Epidural analgesia (EA) is one of the most reliable and effective ways to relieve labour pain. In this procedure, local anaesthetic drugs are injected into the epidural space, the outermost part of the spinal canal. A variant of the epidural analgesia procedure is the combined spinal-epidural analgesia (CSEA).
“The benefits of EA/CSEA for relieving labour pain during childbirth generally outweigh their possible side effects,” says
Dr Eileen Lew, Head and Senior Consultant,
Department of Women’s Anaesthesia,
KK Women’s and Children’s Hospital (KKH), a member of the
Dr Lew debunks some of the myths surrounding epidural analgesia.
Myth 1: Epidural analgesia has many side effects.
Fact: Epidural usage has minor side effects which are transient and self-limiting. These include:
- Loss of feeling and muscle weakness: Numbness of the legs and lower part of the body is to be expected. The urge to pass urine may also be lost, but this can be remedied by the use of a urine catheter. As the epidural drug effect wears out, sensation and strength are restored in the legs and lower body.
- Nausea: This may result from a lowering of the mother’s blood pressure or it could be a direct effect of the epidural drugs used. It can be treated with proper positioning and pressure-boosting medicines.
- Shivering: This may occur although the pregnant woman may not actually feel cold. This is harmless to mother and baby and usually does not require any treatment.
- Itch: A mild itch on the body is more common after CSEA than EA. This is usually self-limiting and does not need treatment.
- Spinal headache: There is a 1 per cent risk of spinal headache after EA/CSEA. The headache usually occurs after delivery and is worsened by the upright posture. Medications and a procedure called epidural “blood patch” can be used to treat severe headaches. In most cases, the headache resolves with time.
Myth 2: Epidural analgesia causes long-term backache.

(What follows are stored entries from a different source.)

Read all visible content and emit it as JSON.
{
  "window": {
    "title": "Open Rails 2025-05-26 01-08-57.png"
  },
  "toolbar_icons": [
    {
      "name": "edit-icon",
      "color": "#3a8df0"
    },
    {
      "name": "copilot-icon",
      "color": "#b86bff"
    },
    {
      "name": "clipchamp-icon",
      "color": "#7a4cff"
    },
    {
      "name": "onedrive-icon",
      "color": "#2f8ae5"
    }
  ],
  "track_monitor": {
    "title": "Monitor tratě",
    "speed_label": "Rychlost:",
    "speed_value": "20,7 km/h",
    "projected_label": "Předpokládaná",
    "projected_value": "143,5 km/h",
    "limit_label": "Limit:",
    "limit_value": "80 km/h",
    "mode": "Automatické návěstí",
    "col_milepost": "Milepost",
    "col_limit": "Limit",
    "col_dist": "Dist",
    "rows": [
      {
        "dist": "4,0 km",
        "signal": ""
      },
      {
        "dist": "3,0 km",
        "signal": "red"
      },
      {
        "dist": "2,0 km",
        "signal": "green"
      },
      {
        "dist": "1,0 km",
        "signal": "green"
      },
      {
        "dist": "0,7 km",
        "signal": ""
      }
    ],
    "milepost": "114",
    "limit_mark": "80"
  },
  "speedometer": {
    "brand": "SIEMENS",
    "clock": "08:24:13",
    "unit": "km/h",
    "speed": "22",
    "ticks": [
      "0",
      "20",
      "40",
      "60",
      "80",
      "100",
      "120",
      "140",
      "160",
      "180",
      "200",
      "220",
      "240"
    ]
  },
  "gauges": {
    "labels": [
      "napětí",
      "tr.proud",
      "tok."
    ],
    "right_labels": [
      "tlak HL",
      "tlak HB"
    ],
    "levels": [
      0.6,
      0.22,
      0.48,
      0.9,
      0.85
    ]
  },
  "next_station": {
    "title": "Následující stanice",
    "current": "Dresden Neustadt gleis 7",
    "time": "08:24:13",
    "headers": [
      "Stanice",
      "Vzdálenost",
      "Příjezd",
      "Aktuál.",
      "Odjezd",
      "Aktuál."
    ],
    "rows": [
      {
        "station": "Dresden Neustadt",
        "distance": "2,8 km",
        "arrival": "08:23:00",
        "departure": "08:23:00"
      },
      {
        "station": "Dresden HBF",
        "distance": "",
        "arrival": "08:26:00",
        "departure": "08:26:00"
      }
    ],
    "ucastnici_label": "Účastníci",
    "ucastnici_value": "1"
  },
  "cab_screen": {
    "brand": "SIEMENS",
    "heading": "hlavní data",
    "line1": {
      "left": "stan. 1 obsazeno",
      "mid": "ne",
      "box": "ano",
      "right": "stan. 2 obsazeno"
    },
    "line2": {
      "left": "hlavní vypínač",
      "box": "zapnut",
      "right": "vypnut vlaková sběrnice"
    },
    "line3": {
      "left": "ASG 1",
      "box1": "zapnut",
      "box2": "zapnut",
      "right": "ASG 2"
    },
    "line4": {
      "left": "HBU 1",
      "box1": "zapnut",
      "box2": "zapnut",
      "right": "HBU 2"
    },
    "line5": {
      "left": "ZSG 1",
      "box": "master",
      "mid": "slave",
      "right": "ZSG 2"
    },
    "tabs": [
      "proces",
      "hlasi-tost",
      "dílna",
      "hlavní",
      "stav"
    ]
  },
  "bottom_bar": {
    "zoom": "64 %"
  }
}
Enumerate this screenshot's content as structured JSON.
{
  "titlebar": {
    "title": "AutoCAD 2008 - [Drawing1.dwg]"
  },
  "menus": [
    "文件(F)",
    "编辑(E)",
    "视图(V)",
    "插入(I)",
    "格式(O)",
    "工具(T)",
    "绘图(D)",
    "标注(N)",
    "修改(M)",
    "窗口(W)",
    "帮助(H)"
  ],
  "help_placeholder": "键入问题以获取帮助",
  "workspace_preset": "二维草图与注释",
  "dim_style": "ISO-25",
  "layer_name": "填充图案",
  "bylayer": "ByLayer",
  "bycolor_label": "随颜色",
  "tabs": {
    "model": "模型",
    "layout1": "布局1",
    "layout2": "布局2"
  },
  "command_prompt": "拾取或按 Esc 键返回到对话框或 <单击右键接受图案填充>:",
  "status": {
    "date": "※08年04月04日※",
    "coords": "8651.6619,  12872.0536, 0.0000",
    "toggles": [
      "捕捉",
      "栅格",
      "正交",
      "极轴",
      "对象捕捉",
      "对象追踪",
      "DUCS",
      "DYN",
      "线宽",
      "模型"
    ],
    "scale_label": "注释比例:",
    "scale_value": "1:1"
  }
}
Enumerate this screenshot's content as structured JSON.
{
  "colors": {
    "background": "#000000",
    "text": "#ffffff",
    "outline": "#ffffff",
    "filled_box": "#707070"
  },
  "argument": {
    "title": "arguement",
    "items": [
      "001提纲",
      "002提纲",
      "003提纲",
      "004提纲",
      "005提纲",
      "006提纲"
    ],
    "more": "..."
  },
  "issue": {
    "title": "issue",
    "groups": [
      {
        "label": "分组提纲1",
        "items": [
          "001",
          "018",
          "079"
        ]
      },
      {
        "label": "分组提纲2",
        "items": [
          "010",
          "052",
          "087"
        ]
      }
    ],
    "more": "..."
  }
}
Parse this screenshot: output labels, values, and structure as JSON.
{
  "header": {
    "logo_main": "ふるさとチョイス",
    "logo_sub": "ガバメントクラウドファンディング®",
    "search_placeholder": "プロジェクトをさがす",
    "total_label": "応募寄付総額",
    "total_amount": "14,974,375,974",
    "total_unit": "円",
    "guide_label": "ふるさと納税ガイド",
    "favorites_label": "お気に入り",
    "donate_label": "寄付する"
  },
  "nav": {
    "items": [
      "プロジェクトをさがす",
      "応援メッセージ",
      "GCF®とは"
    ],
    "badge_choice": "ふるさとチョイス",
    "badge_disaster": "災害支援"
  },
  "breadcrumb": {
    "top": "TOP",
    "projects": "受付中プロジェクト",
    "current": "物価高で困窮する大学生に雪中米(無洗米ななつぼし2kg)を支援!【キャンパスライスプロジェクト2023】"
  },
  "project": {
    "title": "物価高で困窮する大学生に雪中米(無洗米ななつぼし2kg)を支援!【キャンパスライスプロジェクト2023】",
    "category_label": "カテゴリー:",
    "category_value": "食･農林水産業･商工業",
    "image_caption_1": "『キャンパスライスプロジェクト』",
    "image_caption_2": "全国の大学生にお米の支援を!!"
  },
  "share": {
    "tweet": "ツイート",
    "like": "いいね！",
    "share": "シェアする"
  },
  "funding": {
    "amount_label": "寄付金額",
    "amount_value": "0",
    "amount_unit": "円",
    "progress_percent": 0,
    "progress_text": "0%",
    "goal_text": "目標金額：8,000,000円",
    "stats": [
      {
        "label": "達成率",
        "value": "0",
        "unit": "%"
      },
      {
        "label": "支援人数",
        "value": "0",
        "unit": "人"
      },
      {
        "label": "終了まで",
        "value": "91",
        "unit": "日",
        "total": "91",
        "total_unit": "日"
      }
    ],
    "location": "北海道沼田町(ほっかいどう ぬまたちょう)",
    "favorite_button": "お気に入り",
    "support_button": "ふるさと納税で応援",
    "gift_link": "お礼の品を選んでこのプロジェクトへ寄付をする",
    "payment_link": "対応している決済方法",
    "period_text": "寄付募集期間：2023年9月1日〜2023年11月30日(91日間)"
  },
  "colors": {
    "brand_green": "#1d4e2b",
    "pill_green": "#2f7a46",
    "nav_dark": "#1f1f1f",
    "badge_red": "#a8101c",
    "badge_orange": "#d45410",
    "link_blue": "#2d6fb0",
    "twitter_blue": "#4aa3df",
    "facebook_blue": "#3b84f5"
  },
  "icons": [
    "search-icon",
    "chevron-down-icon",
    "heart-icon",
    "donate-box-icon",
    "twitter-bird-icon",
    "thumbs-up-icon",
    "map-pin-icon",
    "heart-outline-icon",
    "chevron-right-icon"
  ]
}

Fact: Studies have failed to establish a link between long-term backache and EA/CSEA. Backache is common after childbirth, with or without the use of EA/CSEA. Proper back care during pregnancy and after childbirth is important.
Myth 3: Epidural analgesia harms the baby.
Fact: EA/CSEA do not harm the baby. However, some temporary change in the baby’s heartbeat may occur. There is evidence that EA/CSEA may improve blood flow in the placenta.
Myth 4: Epidural analgesia can cause paralysis.
Fact: This is actually very rare. The risk of permanent damage is 1 in 50,000 – 100,000. The risk of paralysis is 1 in 1,000,000.
Myth 5: Epidural can be life-threatening.
Fact: Complications involving breathing difficulty, convulsions, nerve damage and spinal infection are very rare. High standards of medical practice and proper patient selection have contributed to the safety of epidural procedures.
Myth 6: Epidural prolongs labour and increases the risk of needing a C-section.
Fact: EA/CSEA do not result in a greater risk of Caesarean section. There may, however, be a slightly increased risk of needing to use instruments during delivery, although this has not been conclusively proven by studies.